A Broiler or a Spoiler?—The presidential candidacy of Ralph Nader as an Independent—he and the Green Party have split—raises again, as it did in the 2000 election, the question of whether his searing whacks at the Bush administration will offset the Democrats’ fear that Nader will take away enough votes in November to throw the 2004 election to the Republicans.
Nader’s criticism is bipartisan. His statements on NBC’s Meet the Press on February 22, including his attack on the two major parties’ political “duopoly,” was strong stuff. “Washington is a corporate-occupied territory,” he said, “and the two parties are ferociously competing to see who is going to go to the White House and take orders from their corporate paymasters.”

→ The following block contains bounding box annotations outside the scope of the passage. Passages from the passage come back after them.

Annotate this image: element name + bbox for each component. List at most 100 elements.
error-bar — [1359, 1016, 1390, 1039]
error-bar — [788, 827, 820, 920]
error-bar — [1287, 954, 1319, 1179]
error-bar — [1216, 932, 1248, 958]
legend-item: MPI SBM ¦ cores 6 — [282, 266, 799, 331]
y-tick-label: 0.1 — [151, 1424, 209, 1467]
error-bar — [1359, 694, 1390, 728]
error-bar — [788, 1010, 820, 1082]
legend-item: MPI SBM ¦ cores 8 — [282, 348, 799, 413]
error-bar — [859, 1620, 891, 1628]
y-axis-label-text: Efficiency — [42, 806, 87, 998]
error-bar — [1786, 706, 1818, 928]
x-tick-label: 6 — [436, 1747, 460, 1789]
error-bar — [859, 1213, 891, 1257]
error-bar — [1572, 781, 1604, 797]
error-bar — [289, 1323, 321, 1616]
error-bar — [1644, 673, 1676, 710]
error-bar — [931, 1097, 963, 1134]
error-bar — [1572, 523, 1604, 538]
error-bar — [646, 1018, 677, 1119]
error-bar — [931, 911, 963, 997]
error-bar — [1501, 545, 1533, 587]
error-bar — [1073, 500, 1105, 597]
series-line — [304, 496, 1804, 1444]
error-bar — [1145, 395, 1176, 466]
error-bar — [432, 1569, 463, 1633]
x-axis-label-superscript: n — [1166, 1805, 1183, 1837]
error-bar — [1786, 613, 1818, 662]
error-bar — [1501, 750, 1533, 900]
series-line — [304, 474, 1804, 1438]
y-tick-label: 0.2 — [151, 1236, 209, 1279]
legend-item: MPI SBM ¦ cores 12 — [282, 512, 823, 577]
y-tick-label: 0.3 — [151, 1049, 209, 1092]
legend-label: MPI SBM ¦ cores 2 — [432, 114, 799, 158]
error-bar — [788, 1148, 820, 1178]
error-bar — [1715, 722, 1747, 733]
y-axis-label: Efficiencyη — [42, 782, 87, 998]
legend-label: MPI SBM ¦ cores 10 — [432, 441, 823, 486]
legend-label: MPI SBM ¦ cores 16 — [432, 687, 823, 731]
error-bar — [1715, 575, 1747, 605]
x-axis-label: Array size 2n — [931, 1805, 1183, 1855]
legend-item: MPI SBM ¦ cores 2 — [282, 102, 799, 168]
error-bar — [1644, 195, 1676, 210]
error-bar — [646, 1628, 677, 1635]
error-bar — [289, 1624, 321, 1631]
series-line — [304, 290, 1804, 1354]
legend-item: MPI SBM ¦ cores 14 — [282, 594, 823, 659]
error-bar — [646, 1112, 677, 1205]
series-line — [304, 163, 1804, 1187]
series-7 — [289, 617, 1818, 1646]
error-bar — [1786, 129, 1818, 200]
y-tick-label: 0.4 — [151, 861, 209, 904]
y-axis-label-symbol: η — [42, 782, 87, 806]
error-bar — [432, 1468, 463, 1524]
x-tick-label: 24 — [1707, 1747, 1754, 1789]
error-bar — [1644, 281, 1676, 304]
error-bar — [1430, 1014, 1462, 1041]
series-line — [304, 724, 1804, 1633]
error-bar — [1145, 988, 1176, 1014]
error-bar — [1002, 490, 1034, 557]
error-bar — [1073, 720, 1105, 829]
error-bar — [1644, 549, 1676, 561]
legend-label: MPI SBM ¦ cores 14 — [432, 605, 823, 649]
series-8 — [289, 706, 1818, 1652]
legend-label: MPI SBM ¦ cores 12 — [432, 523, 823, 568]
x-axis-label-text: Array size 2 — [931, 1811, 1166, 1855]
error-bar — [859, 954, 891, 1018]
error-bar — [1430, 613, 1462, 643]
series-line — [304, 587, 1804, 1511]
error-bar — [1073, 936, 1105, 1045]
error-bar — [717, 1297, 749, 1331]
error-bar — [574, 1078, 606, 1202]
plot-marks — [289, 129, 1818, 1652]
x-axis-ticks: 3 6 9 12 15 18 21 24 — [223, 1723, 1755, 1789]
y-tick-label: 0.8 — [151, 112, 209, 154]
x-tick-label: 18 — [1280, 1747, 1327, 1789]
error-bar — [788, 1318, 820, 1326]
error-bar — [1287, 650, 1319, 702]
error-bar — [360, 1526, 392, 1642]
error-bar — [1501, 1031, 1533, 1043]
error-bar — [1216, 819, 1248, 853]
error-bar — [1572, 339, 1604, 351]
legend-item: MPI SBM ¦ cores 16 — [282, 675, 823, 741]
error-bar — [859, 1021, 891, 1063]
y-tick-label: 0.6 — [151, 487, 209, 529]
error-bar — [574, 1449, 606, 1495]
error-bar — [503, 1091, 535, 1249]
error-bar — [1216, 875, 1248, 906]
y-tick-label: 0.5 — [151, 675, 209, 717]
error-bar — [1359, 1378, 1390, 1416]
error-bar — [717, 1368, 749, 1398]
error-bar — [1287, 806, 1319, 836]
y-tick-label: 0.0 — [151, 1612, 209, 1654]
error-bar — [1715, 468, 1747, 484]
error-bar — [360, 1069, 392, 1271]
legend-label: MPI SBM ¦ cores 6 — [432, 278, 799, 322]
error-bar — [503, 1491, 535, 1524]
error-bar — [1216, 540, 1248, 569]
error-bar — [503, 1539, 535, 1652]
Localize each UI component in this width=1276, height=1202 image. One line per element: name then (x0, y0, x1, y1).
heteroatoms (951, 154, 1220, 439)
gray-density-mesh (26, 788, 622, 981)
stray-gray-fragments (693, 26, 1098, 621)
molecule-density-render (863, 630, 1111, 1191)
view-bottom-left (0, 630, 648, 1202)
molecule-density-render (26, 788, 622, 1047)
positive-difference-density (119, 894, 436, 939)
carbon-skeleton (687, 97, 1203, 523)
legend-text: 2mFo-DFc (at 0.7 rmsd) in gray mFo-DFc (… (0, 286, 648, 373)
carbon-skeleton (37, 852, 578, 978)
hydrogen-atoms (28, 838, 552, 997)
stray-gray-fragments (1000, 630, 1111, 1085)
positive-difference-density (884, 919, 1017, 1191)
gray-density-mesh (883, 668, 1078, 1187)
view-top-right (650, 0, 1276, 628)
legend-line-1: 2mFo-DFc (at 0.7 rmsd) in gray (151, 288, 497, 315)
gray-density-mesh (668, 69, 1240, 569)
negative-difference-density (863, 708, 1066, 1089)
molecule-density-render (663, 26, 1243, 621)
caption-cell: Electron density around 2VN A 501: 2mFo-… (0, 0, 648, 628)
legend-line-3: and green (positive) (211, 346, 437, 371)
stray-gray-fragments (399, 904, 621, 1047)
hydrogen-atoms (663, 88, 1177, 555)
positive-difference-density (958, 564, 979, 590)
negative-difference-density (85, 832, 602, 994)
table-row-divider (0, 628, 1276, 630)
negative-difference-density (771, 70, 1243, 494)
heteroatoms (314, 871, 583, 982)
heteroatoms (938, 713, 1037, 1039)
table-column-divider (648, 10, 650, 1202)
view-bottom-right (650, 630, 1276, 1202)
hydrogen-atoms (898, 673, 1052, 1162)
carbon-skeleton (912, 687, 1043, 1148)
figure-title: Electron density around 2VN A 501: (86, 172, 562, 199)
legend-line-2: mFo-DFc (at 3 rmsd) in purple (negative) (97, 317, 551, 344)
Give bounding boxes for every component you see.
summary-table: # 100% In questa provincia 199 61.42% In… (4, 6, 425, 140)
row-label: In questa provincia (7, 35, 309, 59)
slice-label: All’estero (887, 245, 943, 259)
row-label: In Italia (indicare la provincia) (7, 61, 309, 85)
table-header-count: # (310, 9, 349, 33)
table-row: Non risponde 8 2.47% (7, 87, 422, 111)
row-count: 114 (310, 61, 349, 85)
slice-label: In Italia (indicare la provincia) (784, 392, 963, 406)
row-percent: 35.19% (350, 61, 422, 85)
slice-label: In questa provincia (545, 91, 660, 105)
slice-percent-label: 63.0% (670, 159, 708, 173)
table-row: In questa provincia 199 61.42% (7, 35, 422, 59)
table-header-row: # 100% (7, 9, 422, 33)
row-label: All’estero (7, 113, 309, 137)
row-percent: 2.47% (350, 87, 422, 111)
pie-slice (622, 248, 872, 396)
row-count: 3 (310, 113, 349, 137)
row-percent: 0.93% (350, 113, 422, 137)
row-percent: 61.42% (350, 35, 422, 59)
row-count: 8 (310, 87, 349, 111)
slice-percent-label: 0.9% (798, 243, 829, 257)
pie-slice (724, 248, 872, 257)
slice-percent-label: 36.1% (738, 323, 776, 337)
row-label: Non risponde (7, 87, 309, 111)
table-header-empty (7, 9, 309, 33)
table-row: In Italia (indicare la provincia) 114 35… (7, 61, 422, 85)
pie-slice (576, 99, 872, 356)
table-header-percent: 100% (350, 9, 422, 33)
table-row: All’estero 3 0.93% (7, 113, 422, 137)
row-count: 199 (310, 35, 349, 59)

We should say that we have been, and still are, career-long admirers of Nader’s consumer, driver, environmental and worker-protection crusades. In the 1960s, in the good old days as a reporter at the New York Times, we wrote the first story it published about Nader. We spent weeks one Washington summer tracking “Nader’s Raiders,” the college kids he recruited to help create public interest in his reformist agenda. But we won’t vote for him in November.
Here’s Looking at You—It’s not just Big Brother who’s peeking, it’s also the Founding Father.
The towering Washington Monument, as much a visual trademark of the nation’s capital as the domed U.S. Capitol building, is turning out to be both a tribute to the “father of our country” and a “monument to Big Brother.” That’s the judgment of Jim Berard, a former National Park Service volunteer who used to help staff the visitor handling crew at the monument.
In an op-ed piece in the Washington Post remarking upon an irony on Presidents’ Day, he revealed for the first time that, to monitor people on the National Mall below, the government has installed video surveillance cameras in four of the Washington Monument’s eight top-most windows. The other four of the few see-below openings at the peak—or maybe the peek—of the 555-foot granite monument are now the only available outlook spots for tourists who go to the top. The rest are boarded up to hide and protect the cameras.
Arguing that the government “should remove the cameras and end this desecration,” Berard added: “Are cameras in the eye sockets of Abraham Lincoln’s statue in the Lincoln Memorial next?”
Asked for comment on this apparently unwelcome development, the media relations people at the National Park Service, a branch of the Interior Department, declined to reply.
No surprise in that. Interior Department folks are not supposed to talk to the press. The Interior Department, which runs the National Park Service, fired the chief of the U.S. Park Police, Teresa Chambers, in December for telling a reporter that her force was being underfunded and was undermanned (such disclosures are a no-no in the Bush administration).
Chief Chambers, highly regarded as one of the few women police chiefs anywhere, filed a whistle-blower complaint and was placed on paid suspension pending an Interior Department investigation.
None of this is unexpected at what the Washington Spectator (March 15, 2002) renamed the “Inferior Department” under Interior Secretary Gale Norton. She was a founder of an anti-environmental group funded by the chemical and mining industries.
The Boob Tube—The parents of this journalistic household so named the television set decades ago when our kids turned on anything but Sesame Street. Now someone has spammed us a picture of a beaming Miss Piggy, the cutesy Sesame Street muppet, smilingly baring her right breast.
It must be a reaction to the public flap over the “wardrobe malfunction” afflicting singer Janet Jackson on the CBS-TV broadcast of the Super Bowl during the half-time show. Congress and the Federal Communications Commission say they are shocked—shocked! And the networks claim they’ll be cleaning the screen.